Carl Pope writes about the 9-11 Commission’s judgment that the administration deserves a "D" on protecting us from terror attacks — specifically about the chemical industry’s efforts to block even the most modest safety regulations at chemical plants.
Joel Makower writes about the insurance industry’s growing role in pushing forward international discussion of climate change.
And finally, on Peak Energy, Big Gav makes a great point. I wrote a while back that enviros tend to look at peak oil and somewhat naively imagine a greener clean-energy future.

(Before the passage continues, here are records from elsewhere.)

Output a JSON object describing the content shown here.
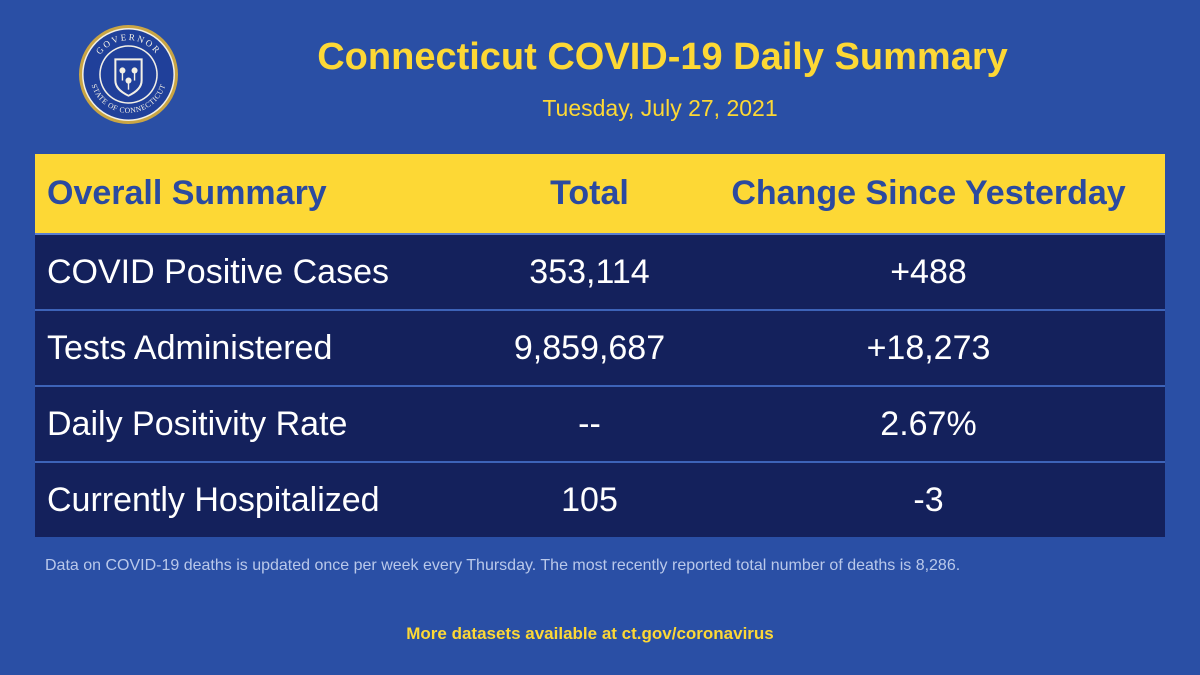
{
  "seal": {
    "top_text": "GOVERNOR",
    "bottom_text": "STATE OF CONNECTICUT"
  },
  "header": {
    "title": "Connecticut COVID-19 Daily Summary",
    "date": "Tuesday, July 27, 2021"
  },
  "table": {
    "columns": [
      "Overall Summary",
      "Total",
      "Change Since Yesterday"
    ],
    "rows": [
      {
        "label": "COVID Positive Cases",
        "total": "353,114",
        "change": "+488"
      },
      {
        "label": "Tests Administered",
        "total": "9,859,687",
        "change": "+18,273"
      },
      {
        "label": "Daily Positivity Rate",
        "total": "--",
        "change": "2.67%"
      },
      {
        "label": "Currently Hospitalized",
        "total": "105",
        "change": "-3"
      }
    ]
  },
  "footnote": "Data on COVID-19 deaths is updated once per week every Thursday. The most recently reported total number of deaths is 8,286.",
  "more_datasets": "More datasets available at ct.gov/coronavirus",
  "colors": {
    "background": "#2a4fa5",
    "accent_yellow": "#fdd835",
    "row_navy": "#14215c"
  }
}
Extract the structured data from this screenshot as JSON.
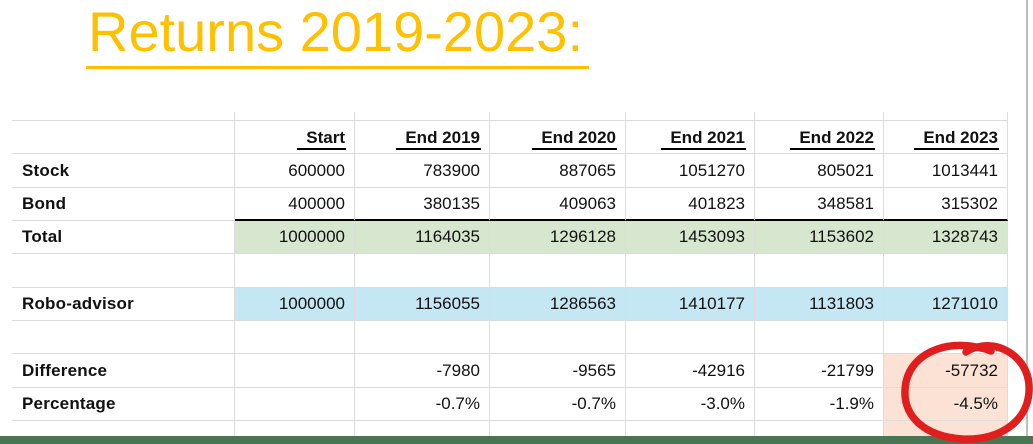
{
  "title": {
    "text": "Returns 2019-2023:"
  },
  "table": {
    "headers": [
      "",
      "Start",
      "End 2019",
      "End 2020",
      "End 2021",
      "End 2022",
      "End 2023"
    ],
    "rows": [
      {
        "label": "Stock",
        "values": [
          "600000",
          "783900",
          "887065",
          "1051270",
          "805021",
          "1013441"
        ],
        "fill": null
      },
      {
        "label": "Bond",
        "values": [
          "400000",
          "380135",
          "409063",
          "401823",
          "348581",
          "315302"
        ],
        "fill": null,
        "bottom_border": "black"
      },
      {
        "label": "Total",
        "values": [
          "1000000",
          "1164035",
          "1296128",
          "1453093",
          "1153602",
          "1328743"
        ],
        "fill": "green"
      },
      {
        "label": "",
        "values": [
          "",
          "",
          "",
          "",
          "",
          ""
        ],
        "fill": null
      },
      {
        "label": "Robo-advisor",
        "values": [
          "1000000",
          "1156055",
          "1286563",
          "1410177",
          "1131803",
          "1271010"
        ],
        "fill": "blue"
      },
      {
        "label": "",
        "values": [
          "",
          "",
          "",
          "",
          "",
          ""
        ],
        "fill": null
      },
      {
        "label": "Difference",
        "values": [
          "",
          "-7980",
          "-9565",
          "-42916",
          "-21799",
          "-57732"
        ],
        "fill": null,
        "highlight_last": "pink"
      },
      {
        "label": "Percentage",
        "values": [
          "",
          "-0.7%",
          "-0.7%",
          "-3.0%",
          "-1.9%",
          "-4.5%"
        ],
        "fill": null,
        "highlight_last": "pink"
      }
    ]
  },
  "annotation": {
    "shape": "hand-drawn-red-circle",
    "around": "End 2023 Difference and Percentage cells"
  },
  "colors": {
    "title": "#FFC000",
    "gridline": "#DCDCDC",
    "green_fill": "#D7E7CF",
    "blue_fill": "#C5E7F3",
    "pink_fill": "#FBE2D5",
    "red_annotation": "#E01E1E",
    "bottom_bar": "#4A7552"
  }
}
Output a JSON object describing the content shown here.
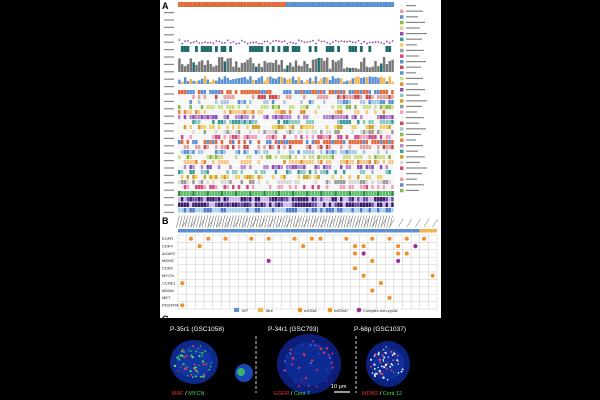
{
  "panels": {
    "a": {
      "letter": "A"
    },
    "b": {
      "letter": "B"
    },
    "c": {
      "letter": "C"
    }
  },
  "panel_b": {
    "genes": [
      "EGFR",
      "CDK4",
      "AGAP2",
      "MDM2",
      "CDK6",
      "MYCN",
      "CCNE1",
      "MDM4",
      "MET",
      "PDGFRA"
    ],
    "legend": {
      "wt": "WT",
      "mut": "Mut",
      "ecdna": "ecDNA",
      "ecdna_star": "ecDNA*",
      "complex": "Complex non-cyclic"
    },
    "colors": {
      "wt": "#5b8fd4",
      "mut": "#f5b54a",
      "ecdna": "#f0902a",
      "complex": "#9b2d9b"
    }
  },
  "panel_c": {
    "images": [
      {
        "title": "P-35r1 (GSC1058)",
        "caption_a": "MAF",
        "caption_sep": " / ",
        "caption_b": "MYCN"
      },
      {
        "title": "P-34r1 (GSC793)",
        "caption_a": "EGFR",
        "caption_sep": " / ",
        "caption_b": "Cent 7"
      },
      {
        "title": "P-68p (GSC1037)",
        "caption_a": "MDM2",
        "caption_sep": " / ",
        "caption_b": "Cent 12"
      }
    ],
    "scale_bar": "10 μm"
  }
}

Big Gav broadens the point and says that pretty much everybody sees what they want to see in peak oil:
Kunstler has a deep seated loathing of suburban sprawl and modernity in general it would seem, so he sees peak oil as resulting in a semi-collapse that returns us to a future that resembles small town america of 150 years ago (plus wasted large cities and pirates ravaging the coasts of course).
He isn’t alone in seeing what he wants to see of course – the Viridian camp sees a shiny green future awaiting us in the post oil world, old school oil guys like T Boone Pickens see a exploration and drilling bonanza, energy industry investors like Matt Simmons and Henry Groppe see soaring energy prices, gold bugs see rampart inflation and soaring gold prices, ferals and hippies see a return to living closer to nature, socialists see the revival of marxism, conspiracy theorists see government/elite conspiracies and the rise of the new world order, primitivists see the collapse of industrial civilisation and human dieoff, libertarians see an opportunity for the market to bring new energy sources and technologies to us, fascists see an opportunity for a return to authoritarianism and some of the uglier approaches to population control used by their ilk in the past, economists see supply and demand issues being resolved by energy prices, military-industrial complex members see the need to militarily dominate the energy rich regions of the planet, end-times Christian fundamentalists see another symptom of the impending rapture and survivalists see an opportunity to say “I told you so” and finally get to use the skills and tools they’ve spent their lives practicing for.
It’s very much worth reading the whole post.
And with that, I do believe all my links are dumped. I’m a new man!